McDonald's (NYSE:MCD) stock has languished in the last year, mostly because sales are declining as consumers move toward fast-casual competitors offering higher quality, healthier products. But the company's problems are widely known at this stage with no surprises, and McDonald's looks attractively valued from the perspective of dividend investors. So does McDonald's present a buying opportunity for investors today?
McDonald's reported an 8% decline in systemwide sales during February. Currency headwinds were a major drag during the month, however, systemwide sales measured in constant currency still grew by an uninspiring 0.5%. Meanwhile, comparable sales declined 1.7% versus February 2014.
February was not the exception to the rule, either. McDonald's suffered declining sales through the all of 2014. Global comparable sales declined 1% last year, while total revenues declined 2% year over year.
Changing eating trends are driving McDonald's poor performance. Consumers are clearly more inclined toward fast-casual players offering a healthier menu made with fresher ingredients, even if they have to pay a few extra bucks in exchange. Chipotle Mexican Grill (NYSE:CMG) is the poster child for the fast casual revolution and has the sales growth to prove it. The organic burrito maker delivered a mouthwatering sales increase of 27.8% during 2014.
Smaller players such as Shake Shack (NYSE:SHAK) are also proving that customers are more than willing to pay up if that means better tasting products made with fresher ingredients. Shake Shack recently announced a massive sales increase of 43% for 2014 on the back of a 4.1% increase in same store sales during the year.
In response to the competition, McDonald's is implementing menu innovations, but the strategy seems to be backfiring. According to The Wall Street Journal, there are currently 121 different items on the company's menu, a big increase versus 87 items seven years ago. An enlarged menu means increased complexity at the kitchen, and this is hurting both service speed and quality.
In a move that seems to emulate Chipotle's playbook, McDonald's has recently announced that it will stop selling chicken treated with some antibiotics, and management is working on making the menu simpler and more customizable. But while these ideas seem well-intended, they could also mean higher costs and additional problems in the kitchen.

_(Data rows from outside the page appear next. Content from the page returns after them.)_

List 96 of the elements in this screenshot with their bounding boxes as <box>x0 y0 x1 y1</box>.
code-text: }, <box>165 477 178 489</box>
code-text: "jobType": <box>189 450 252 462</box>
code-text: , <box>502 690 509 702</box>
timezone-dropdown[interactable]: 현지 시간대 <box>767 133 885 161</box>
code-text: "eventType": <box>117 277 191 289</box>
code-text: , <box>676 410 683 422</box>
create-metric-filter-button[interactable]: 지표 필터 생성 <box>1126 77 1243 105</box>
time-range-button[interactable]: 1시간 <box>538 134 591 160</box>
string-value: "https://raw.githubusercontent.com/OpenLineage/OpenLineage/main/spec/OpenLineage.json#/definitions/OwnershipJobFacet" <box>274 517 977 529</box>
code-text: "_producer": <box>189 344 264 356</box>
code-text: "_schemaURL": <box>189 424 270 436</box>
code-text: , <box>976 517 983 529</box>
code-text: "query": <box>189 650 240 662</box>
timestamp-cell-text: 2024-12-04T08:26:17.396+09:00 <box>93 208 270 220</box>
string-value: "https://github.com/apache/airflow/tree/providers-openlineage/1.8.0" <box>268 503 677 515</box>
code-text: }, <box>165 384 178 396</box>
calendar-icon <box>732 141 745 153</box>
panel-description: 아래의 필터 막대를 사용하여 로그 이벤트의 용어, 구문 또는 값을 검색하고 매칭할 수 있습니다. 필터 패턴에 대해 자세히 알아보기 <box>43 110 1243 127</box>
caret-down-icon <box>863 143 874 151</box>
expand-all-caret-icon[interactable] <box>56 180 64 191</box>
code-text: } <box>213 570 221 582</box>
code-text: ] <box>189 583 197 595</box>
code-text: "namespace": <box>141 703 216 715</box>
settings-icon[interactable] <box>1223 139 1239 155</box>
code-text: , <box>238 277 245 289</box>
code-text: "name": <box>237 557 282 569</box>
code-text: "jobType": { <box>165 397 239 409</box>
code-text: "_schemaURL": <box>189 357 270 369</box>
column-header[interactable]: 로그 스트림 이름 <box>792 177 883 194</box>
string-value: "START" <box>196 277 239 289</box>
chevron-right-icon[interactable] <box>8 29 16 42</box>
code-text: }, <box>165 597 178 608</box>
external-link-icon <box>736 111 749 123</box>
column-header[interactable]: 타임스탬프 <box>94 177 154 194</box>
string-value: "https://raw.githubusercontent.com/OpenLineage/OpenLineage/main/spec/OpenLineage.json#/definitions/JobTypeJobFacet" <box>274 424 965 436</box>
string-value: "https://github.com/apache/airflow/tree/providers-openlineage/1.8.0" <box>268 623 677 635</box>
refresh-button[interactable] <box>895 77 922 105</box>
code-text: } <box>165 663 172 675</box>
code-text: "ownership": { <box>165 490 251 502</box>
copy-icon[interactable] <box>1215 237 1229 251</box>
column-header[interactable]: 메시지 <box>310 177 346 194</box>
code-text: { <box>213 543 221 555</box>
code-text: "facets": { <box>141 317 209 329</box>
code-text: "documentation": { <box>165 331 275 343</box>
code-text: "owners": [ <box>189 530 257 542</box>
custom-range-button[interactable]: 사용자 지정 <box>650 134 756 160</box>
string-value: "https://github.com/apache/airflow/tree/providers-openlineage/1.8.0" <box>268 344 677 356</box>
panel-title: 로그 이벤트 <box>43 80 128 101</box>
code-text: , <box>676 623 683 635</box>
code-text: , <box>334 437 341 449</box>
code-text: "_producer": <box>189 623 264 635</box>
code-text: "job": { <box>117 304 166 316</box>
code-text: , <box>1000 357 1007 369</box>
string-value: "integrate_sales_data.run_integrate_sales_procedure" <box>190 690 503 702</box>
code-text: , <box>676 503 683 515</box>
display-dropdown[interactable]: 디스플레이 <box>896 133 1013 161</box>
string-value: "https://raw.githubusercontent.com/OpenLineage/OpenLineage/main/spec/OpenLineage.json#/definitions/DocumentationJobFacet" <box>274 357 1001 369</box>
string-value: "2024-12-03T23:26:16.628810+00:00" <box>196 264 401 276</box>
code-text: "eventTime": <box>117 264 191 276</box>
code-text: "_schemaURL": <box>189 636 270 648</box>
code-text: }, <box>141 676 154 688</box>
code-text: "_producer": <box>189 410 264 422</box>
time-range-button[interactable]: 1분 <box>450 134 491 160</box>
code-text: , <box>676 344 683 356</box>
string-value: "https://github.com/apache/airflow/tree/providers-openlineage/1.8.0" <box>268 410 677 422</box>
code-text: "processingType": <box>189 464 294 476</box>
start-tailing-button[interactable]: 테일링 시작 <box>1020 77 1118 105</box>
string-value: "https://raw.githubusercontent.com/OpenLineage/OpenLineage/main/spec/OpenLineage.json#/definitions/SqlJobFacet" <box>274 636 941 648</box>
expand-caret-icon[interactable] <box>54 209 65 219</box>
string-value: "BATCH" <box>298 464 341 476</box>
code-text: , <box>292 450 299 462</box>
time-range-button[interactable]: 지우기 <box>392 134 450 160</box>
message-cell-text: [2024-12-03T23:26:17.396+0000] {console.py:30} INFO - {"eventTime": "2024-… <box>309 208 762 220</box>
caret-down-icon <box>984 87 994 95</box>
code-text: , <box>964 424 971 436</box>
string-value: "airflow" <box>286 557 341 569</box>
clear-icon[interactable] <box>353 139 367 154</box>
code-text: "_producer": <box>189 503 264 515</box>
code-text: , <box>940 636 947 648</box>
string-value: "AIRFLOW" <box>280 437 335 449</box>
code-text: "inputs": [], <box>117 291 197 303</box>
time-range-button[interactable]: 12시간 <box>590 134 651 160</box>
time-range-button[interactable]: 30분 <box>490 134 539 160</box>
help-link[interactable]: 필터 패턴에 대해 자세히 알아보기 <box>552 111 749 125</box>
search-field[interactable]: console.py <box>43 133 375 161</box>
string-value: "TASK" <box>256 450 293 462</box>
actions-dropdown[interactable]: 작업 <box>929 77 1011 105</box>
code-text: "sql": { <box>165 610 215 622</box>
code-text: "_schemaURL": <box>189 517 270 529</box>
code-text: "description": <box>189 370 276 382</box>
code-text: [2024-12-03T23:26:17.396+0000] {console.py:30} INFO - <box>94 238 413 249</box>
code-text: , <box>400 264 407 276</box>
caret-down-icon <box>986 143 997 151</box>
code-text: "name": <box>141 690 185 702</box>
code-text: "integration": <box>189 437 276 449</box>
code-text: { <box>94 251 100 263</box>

The opportunity for investors
Despite some major problems, McDonald's stock is certainly worth watching, as it offers substantial room for gains if management can turn things around.
Geographic reach and location are crucial competitive advantages in the industry, and McDonald's is a global juggernaut with more than 36,000 restaurants in the most coveted locations around the planet. Its massive scale provides considerable bargaining power with suppliers, and the company has loads of money to invest in areas such as marketing and advertising.
More than 80% of stores are franchised, which provides consistent cash flows for the company with minimal capital requirements. Even during a challenging year such as 2014, McDonald's produced $6.73 billion in operating cash flows and $4.15 billion in free cash flows. Dividends absorbed only $3.2 billion from that money, so the company has more than enough resources to sustain dividend growth.
Sure, McDonald's could easily appeal to investors since it's trading at a tasty valuation and pays a dividend yield of 3.5%. But Foolish investors should keep in mind that management has not proven that it has a viable and consistent strategy to turn sales around just yet. If that happens, the company is well-positioned to gain market share and leverage its strengths. In the meantime, however, investors may want to be patient when eyeing a position in the company.